At Deloitte, an organization at the other end of the size spectrum, we began collecting TrustID scores as part of our workforce engagement in 2021. We scored highest on humanity and capability and found that we had the most work to do on transparency, followed by reliability. That’s not an uncommon problem in a privately owned organization with a long culture of carefully safeguarding confidential client information.
To address the transparency challenge, Deloitte is piloting several actions. We learned that one of the key reasons for the low transparency score was the opacity of compensation. In response, the consulting leadership team hosted a series of town halls to shed light on how performance was linked to salary and bonuses so Deloitte consultants could see how their compensation and performance stacked up against peers’ across levels. The organization also set up a team of representatives from all levels to share insights from Deloitte’s internal talent survey and provide a channel for input. The initiative is getting positive feedback from our professionals, who say they feel like they’re truly being heard. Leadership has also invited a broad group to help develop actions designed to build trust, signaling efforts to increase transparency in another way.

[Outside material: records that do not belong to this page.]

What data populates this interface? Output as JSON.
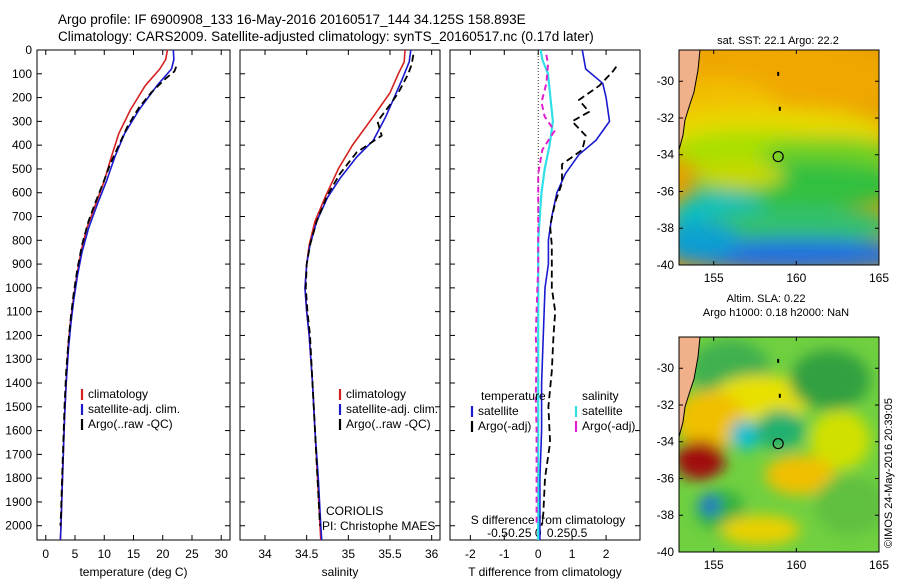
{
  "header": {
    "line1": "Argo profile: IF 6900908_133 16-May-2016 20160517_144 34.125S 158.893E",
    "line2": "Climatology: CARS2009. Satellite-adjusted climatology: synTS_20160517.nc (0.17d later)"
  },
  "colors": {
    "climatology": "#d42020",
    "satellite": "#1a1ad0",
    "argo": "#000000",
    "sal_satellite": "#30e0e8",
    "sal_argo": "#e020d0"
  },
  "depth_axis": {
    "ticks": [
      "0",
      "100",
      "200",
      "300",
      "400",
      "500",
      "600",
      "700",
      "800",
      "900",
      "1000",
      "1100",
      "1200",
      "1300",
      "1400",
      "1500",
      "1600",
      "1700",
      "1800",
      "1900",
      "2000"
    ],
    "ylim": [
      0,
      2060
    ]
  },
  "chart_data": [
    {
      "type": "line",
      "id": "temperature",
      "xlabel": "temperature (deg C)",
      "xlim": [
        -1.5,
        31.5
      ],
      "xticks": [
        "0",
        "5",
        "10",
        "15",
        "20",
        "25",
        "30"
      ],
      "xtick_values": [
        0,
        5,
        10,
        15,
        20,
        25,
        30
      ],
      "legend": [
        "climatology",
        "satellite-adj. clim.",
        "Argo(..raw -QC)"
      ],
      "series": [
        {
          "name": "climatology",
          "style": "climatology",
          "values": [
            [
              20.8,
              0
            ],
            [
              20.5,
              40
            ],
            [
              19.5,
              80
            ],
            [
              17.0,
              150
            ],
            [
              14.5,
              250
            ],
            [
              12.5,
              350
            ],
            [
              11.2,
              450
            ],
            [
              10.0,
              550
            ],
            [
              8.5,
              650
            ],
            [
              7.0,
              750
            ],
            [
              6.0,
              850
            ],
            [
              5.3,
              950
            ],
            [
              4.7,
              1050
            ],
            [
              4.2,
              1150
            ],
            [
              3.8,
              1250
            ],
            [
              3.5,
              1400
            ],
            [
              3.2,
              1550
            ],
            [
              3.0,
              1700
            ],
            [
              2.8,
              1850
            ],
            [
              2.6,
              2000
            ],
            [
              2.5,
              2060
            ]
          ]
        },
        {
          "name": "satellite-adj. clim.",
          "style": "satellite",
          "values": [
            [
              21.8,
              0
            ],
            [
              21.9,
              40
            ],
            [
              21.5,
              80
            ],
            [
              19.0,
              150
            ],
            [
              16.0,
              250
            ],
            [
              13.5,
              350
            ],
            [
              11.8,
              450
            ],
            [
              10.4,
              550
            ],
            [
              8.8,
              650
            ],
            [
              7.3,
              750
            ],
            [
              6.2,
              850
            ],
            [
              5.4,
              950
            ],
            [
              4.8,
              1050
            ],
            [
              4.3,
              1150
            ],
            [
              3.9,
              1250
            ],
            [
              3.5,
              1400
            ],
            [
              3.2,
              1550
            ],
            [
              3.0,
              1700
            ],
            [
              2.8,
              1850
            ],
            [
              2.6,
              2000
            ],
            [
              2.5,
              2060
            ]
          ]
        },
        {
          "name": "Argo(..raw -QC)",
          "style": "argo",
          "values": [
            [
              22.3,
              70
            ],
            [
              22.0,
              90
            ],
            [
              20.5,
              120
            ],
            [
              18.0,
              180
            ],
            [
              16.0,
              240
            ],
            [
              14.0,
              320
            ],
            [
              12.5,
              400
            ],
            [
              11.0,
              480
            ],
            [
              9.8,
              560
            ],
            [
              8.5,
              640
            ],
            [
              7.3,
              720
            ],
            [
              6.2,
              820
            ],
            [
              5.4,
              920
            ],
            [
              4.8,
              1020
            ],
            [
              4.3,
              1120
            ],
            [
              3.9,
              1220
            ],
            [
              3.5,
              1350
            ],
            [
              3.2,
              1500
            ],
            [
              3.0,
              1650
            ],
            [
              2.8,
              1800
            ],
            [
              2.6,
              1950
            ],
            [
              2.5,
              2000
            ]
          ]
        }
      ]
    },
    {
      "type": "line",
      "id": "salinity",
      "xlabel": "salinity",
      "xlim": [
        33.7,
        36.1
      ],
      "xticks": [
        "34",
        "34.5",
        "35",
        "35.5",
        "36"
      ],
      "xtick_values": [
        34,
        34.5,
        35,
        35.5,
        36
      ],
      "legend": [
        "climatology",
        "satellite-adj. clim.",
        "Argo(..raw -QC)"
      ],
      "annotation": [
        "CORIOLIS",
        "PI: Christophe MAES"
      ],
      "series": [
        {
          "name": "climatology",
          "style": "climatology",
          "values": [
            [
              35.68,
              0
            ],
            [
              35.67,
              50
            ],
            [
              35.6,
              100
            ],
            [
              35.5,
              180
            ],
            [
              35.3,
              280
            ],
            [
              35.05,
              400
            ],
            [
              34.88,
              500
            ],
            [
              34.72,
              620
            ],
            [
              34.6,
              720
            ],
            [
              34.53,
              820
            ],
            [
              34.5,
              900
            ],
            [
              34.48,
              1000
            ],
            [
              34.5,
              1100
            ],
            [
              34.53,
              1200
            ],
            [
              34.57,
              1400
            ],
            [
              34.6,
              1600
            ],
            [
              34.63,
              1800
            ],
            [
              34.66,
              2000
            ],
            [
              34.67,
              2060
            ]
          ]
        },
        {
          "name": "satellite-adj. clim.",
          "style": "satellite",
          "values": [
            [
              35.75,
              0
            ],
            [
              35.73,
              50
            ],
            [
              35.65,
              120
            ],
            [
              35.55,
              200
            ],
            [
              35.45,
              280
            ],
            [
              35.3,
              380
            ],
            [
              35.1,
              450
            ],
            [
              34.9,
              540
            ],
            [
              34.75,
              620
            ],
            [
              34.62,
              720
            ],
            [
              34.54,
              820
            ],
            [
              34.5,
              900
            ],
            [
              34.48,
              1000
            ],
            [
              34.5,
              1100
            ],
            [
              34.53,
              1200
            ],
            [
              34.57,
              1400
            ],
            [
              34.6,
              1600
            ],
            [
              34.64,
              1800
            ],
            [
              34.67,
              2000
            ],
            [
              34.68,
              2060
            ]
          ]
        },
        {
          "name": "Argo(..raw -QC)",
          "style": "argo",
          "values": [
            [
              35.78,
              20
            ],
            [
              35.76,
              60
            ],
            [
              35.72,
              100
            ],
            [
              35.6,
              180
            ],
            [
              35.48,
              240
            ],
            [
              35.35,
              300
            ],
            [
              35.4,
              360
            ],
            [
              35.1,
              430
            ],
            [
              34.9,
              520
            ],
            [
              34.75,
              610
            ],
            [
              34.62,
              720
            ],
            [
              34.54,
              820
            ],
            [
              34.5,
              900
            ],
            [
              34.49,
              1000
            ],
            [
              34.51,
              1100
            ],
            [
              34.54,
              1200
            ],
            [
              34.57,
              1400
            ],
            [
              34.6,
              1600
            ],
            [
              34.63,
              1800
            ],
            [
              34.66,
              2000
            ]
          ]
        }
      ]
    },
    {
      "type": "line",
      "id": "differences",
      "xlabel": "T difference from climatology",
      "xlabel2": "S difference from climatology",
      "xlim": [
        -2.6,
        3.0
      ],
      "xticks": [
        "-2",
        "-1",
        "0",
        "1",
        "2"
      ],
      "xtick_values": [
        -2,
        -1,
        0,
        1,
        2
      ],
      "xticks_s": [
        "-0.5",
        "-0.25",
        "0",
        "0.25",
        "0.5"
      ],
      "xtick_s_values": [
        -0.5,
        -0.25,
        0,
        0.25,
        0.5
      ],
      "legend_t_title": "temperature",
      "legend_s_title": "salinity",
      "legend_t": [
        "satellite",
        "Argo(-adj)"
      ],
      "legend_s": [
        "satellite",
        "Argo(-adj)"
      ],
      "series": [
        {
          "name": "T satellite",
          "style": "satellite",
          "values": [
            [
              1.3,
              0
            ],
            [
              1.4,
              80
            ],
            [
              1.9,
              140
            ],
            [
              2.0,
              200
            ],
            [
              2.1,
              300
            ],
            [
              1.7,
              380
            ],
            [
              1.2,
              440
            ],
            [
              0.8,
              520
            ],
            [
              0.55,
              600
            ],
            [
              0.4,
              700
            ],
            [
              0.3,
              800
            ],
            [
              0.3,
              900
            ],
            [
              0.2,
              1000
            ],
            [
              0.15,
              1200
            ],
            [
              0.1,
              1400
            ],
            [
              0.1,
              1600
            ],
            [
              0.05,
              1800
            ],
            [
              0.05,
              2000
            ],
            [
              0.05,
              2060
            ]
          ]
        },
        {
          "name": "T Argo(-adj)",
          "style": "argo",
          "values": [
            [
              2.3,
              70
            ],
            [
              2.2,
              90
            ],
            [
              1.8,
              150
            ],
            [
              1.2,
              210
            ],
            [
              1.5,
              260
            ],
            [
              1.0,
              300
            ],
            [
              1.4,
              360
            ],
            [
              1.3,
              420
            ],
            [
              0.7,
              480
            ],
            [
              0.7,
              560
            ],
            [
              0.5,
              640
            ],
            [
              0.35,
              740
            ],
            [
              0.4,
              820
            ],
            [
              0.4,
              920
            ],
            [
              0.4,
              1000
            ],
            [
              0.5,
              1100
            ],
            [
              0.45,
              1200
            ],
            [
              0.4,
              1350
            ],
            [
              0.3,
              1500
            ],
            [
              0.35,
              1650
            ],
            [
              0.2,
              1800
            ],
            [
              0.15,
              1950
            ],
            [
              0.1,
              2000
            ]
          ]
        },
        {
          "name": "S satellite",
          "style": "sal_satellite",
          "values": [
            [
              0.03,
              0
            ],
            [
              0.05,
              40
            ],
            [
              0.12,
              100
            ],
            [
              0.15,
              200
            ],
            [
              0.18,
              300
            ],
            [
              0.14,
              400
            ],
            [
              0.08,
              500
            ],
            [
              0.04,
              600
            ],
            [
              0.02,
              700
            ],
            [
              0.0,
              800
            ],
            [
              0.0,
              900
            ],
            [
              0.0,
              1000
            ],
            [
              0.0,
              1200
            ],
            [
              0.0,
              1400
            ],
            [
              0.0,
              1600
            ],
            [
              0.0,
              1800
            ],
            [
              0.0,
              2000
            ],
            [
              0.0,
              2060
            ]
          ]
        },
        {
          "name": "S Argo(-adj)",
          "style": "sal_argo",
          "values": [
            [
              0.1,
              20
            ],
            [
              0.12,
              60
            ],
            [
              0.1,
              140
            ],
            [
              0.04,
              220
            ],
            [
              0.08,
              280
            ],
            [
              0.2,
              340
            ],
            [
              0.05,
              420
            ],
            [
              0.0,
              520
            ],
            [
              0.0,
              620
            ],
            [
              0.0,
              720
            ],
            [
              0.0,
              820
            ],
            [
              0.0,
              920
            ],
            [
              -0.01,
              1000
            ],
            [
              -0.02,
              1100
            ],
            [
              -0.03,
              1200
            ],
            [
              -0.02,
              1300
            ],
            [
              -0.03,
              1450
            ],
            [
              -0.02,
              1600
            ],
            [
              -0.02,
              1800
            ],
            [
              -0.02,
              2000
            ]
          ]
        }
      ]
    }
  ],
  "maps": {
    "top": {
      "title": "sat. SST: 22.1 Argo: 22.2",
      "yticks": [
        "-30",
        "-32",
        "-34",
        "-36",
        "-38",
        "-40"
      ],
      "ytick_values": [
        -30,
        -32,
        -34,
        -36,
        -38,
        -40
      ],
      "xticks": [
        "155",
        "160",
        "165"
      ],
      "xtick_values": [
        155,
        160,
        165
      ],
      "lat_range": [
        -40,
        -28.3
      ],
      "lon_range": [
        152.9,
        165
      ],
      "point": {
        "lon": 158.9,
        "lat": -34.1
      }
    },
    "bottom": {
      "title1": "Altim. SLA: 0.22",
      "title2": "Argo h1000: 0.18 h2000: NaN",
      "yticks": [
        "-30",
        "-32",
        "-34",
        "-36",
        "-38",
        "-40"
      ],
      "ytick_values": [
        -30,
        -32,
        -34,
        -36,
        -38,
        -40
      ],
      "xticks": [
        "155",
        "160",
        "165"
      ],
      "xtick_values": [
        155,
        160,
        165
      ],
      "lat_range": [
        -40,
        -28.3
      ],
      "lon_range": [
        152.9,
        165
      ],
      "point": {
        "lon": 158.9,
        "lat": -34.1
      }
    }
  },
  "footer": {
    "imos": "©IMOS 24-May-2016 20:39:05"
  }
}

In addressing reliability, it became clear that our professionals felt the organization could do better in supporting their work during the pandemic. To this end, Deloitte doubled the individual well-being subsidy, which can be used for gym memberships, yoga classes, massage therapy, and more, from $500 to $1,000. It also developed a substantial work-from-home subsidy to help its professionals create home office workspaces and provided a commuting-expense subsidy to support hybrid work.
These programs are just getting started; the plan now, as at CWE, is to follow up with regular TrustID surveys and other measurement tools to gauge the impact of these initiatives and help shape future ones.
There is always more to be done. Leaders should start by remembering that workers are humans first — individuals with individual needs. Then they should systematically measure trust levels, collaborate with employees to improve them, measure again, and then repeat this process of continuous improvement. The payoff will be more-trusting employees and the potential of all that flows from this: greater staff engagement, less absenteeism and turnover, higher productivity, and — perhaps most important — an elevated work experience for everyone, from the front lines to the C-suite.